Un esempio su tutti, osservano, sono le attività legate alle patologie oftalmologiche: «A livello provinciale sono state centinaia le prestazioni ambulatoriali in meno e ciò ha determinato l'allungarsi delle liste d'attesa e disagi per l'utenza. Si verificata una contrazione significativa di interventi chirurgici legati alla cataratta, e una parte degli over 80 che non sono stati operati ha subito la frattura del femore a causa dell'ipovisione e della conseguente difficoltà ad evitare gli ostacoli. Una verifica ha dato come esito un aggravamento delle patologie permanenti a causa del lockdown e della conseguente diminuzione dell'attività di prevenzione che ancora oggi on è riuscita a recuperare i numeri».
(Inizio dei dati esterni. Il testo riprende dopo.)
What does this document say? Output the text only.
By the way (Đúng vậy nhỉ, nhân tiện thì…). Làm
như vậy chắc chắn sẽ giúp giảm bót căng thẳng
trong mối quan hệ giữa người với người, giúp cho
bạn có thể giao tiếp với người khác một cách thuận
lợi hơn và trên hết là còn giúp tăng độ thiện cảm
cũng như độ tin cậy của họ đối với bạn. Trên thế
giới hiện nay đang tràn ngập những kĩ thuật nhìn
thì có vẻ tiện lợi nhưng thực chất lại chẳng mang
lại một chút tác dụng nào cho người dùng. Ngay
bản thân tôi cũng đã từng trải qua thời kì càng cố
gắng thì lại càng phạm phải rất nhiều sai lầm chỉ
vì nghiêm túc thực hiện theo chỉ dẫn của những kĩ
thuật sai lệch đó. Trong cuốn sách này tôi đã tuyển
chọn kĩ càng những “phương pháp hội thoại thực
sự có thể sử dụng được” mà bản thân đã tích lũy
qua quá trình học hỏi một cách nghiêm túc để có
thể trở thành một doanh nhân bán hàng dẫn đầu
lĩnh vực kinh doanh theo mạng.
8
Da qui le richieste di modifica del sistema - a partire dallo spostamento di competenze sui medici di famiglia - l'appello affinché «la Provincia prenda in carico in modo definitivo questo grave problema senza negarne l'evidenza» e la richiesta di incontro urgente con l'assessora Segnana.Ma i timori dei sindacati sono i medesimi del presidente della Consulta della salute Renzo Dori. Che inserisce il problema nel più generale contesto demografico: «Al di là del Covid, che ha complicato molto le cose, il problema vero è che la società sta invecchiando in modo molto rapido e preoccupante in termini di numeri. Andiamo verso una società fortemente squilibrata e quindi si riducono le risorse. Le criticità di oggi sono destinate a peggiorare se non si cerca di cambiare il sistema, se non si ridiscute il modello. Bisogna passare dal welfare riparativo a quello comunitario, dalla cura alla prevenzione. E la politica è in affanno rispetto ad un processo che è maturato ormai da tempo e prosegue. Il problema tocca tutta Italia ma da noi è peggio, perché il tasso d'invecchiamento è più alto». Serve reinventare il sistema, insomma. Serve pensare ad una medicina di prossimità, ma soprattutto alla prevenzione, perché serve mantenere le persone sane per più tempo possibile: «Il fenomeno peggiorerà senza strumenti di controllo e interventi puntuali. Se non interveniamo ci sarà sempre più spesso un intervento del privato, ma a costi più alti. E chi non ha risorse rischia di non avere accesso alle cure. Se non si destinano risorse al settore e non si cambia il modello, si rischia di determinare diseguaglianze e nuove povertà. In questo contesto, i fragili, e gli anziani lo sono, sono più a rischio di altri».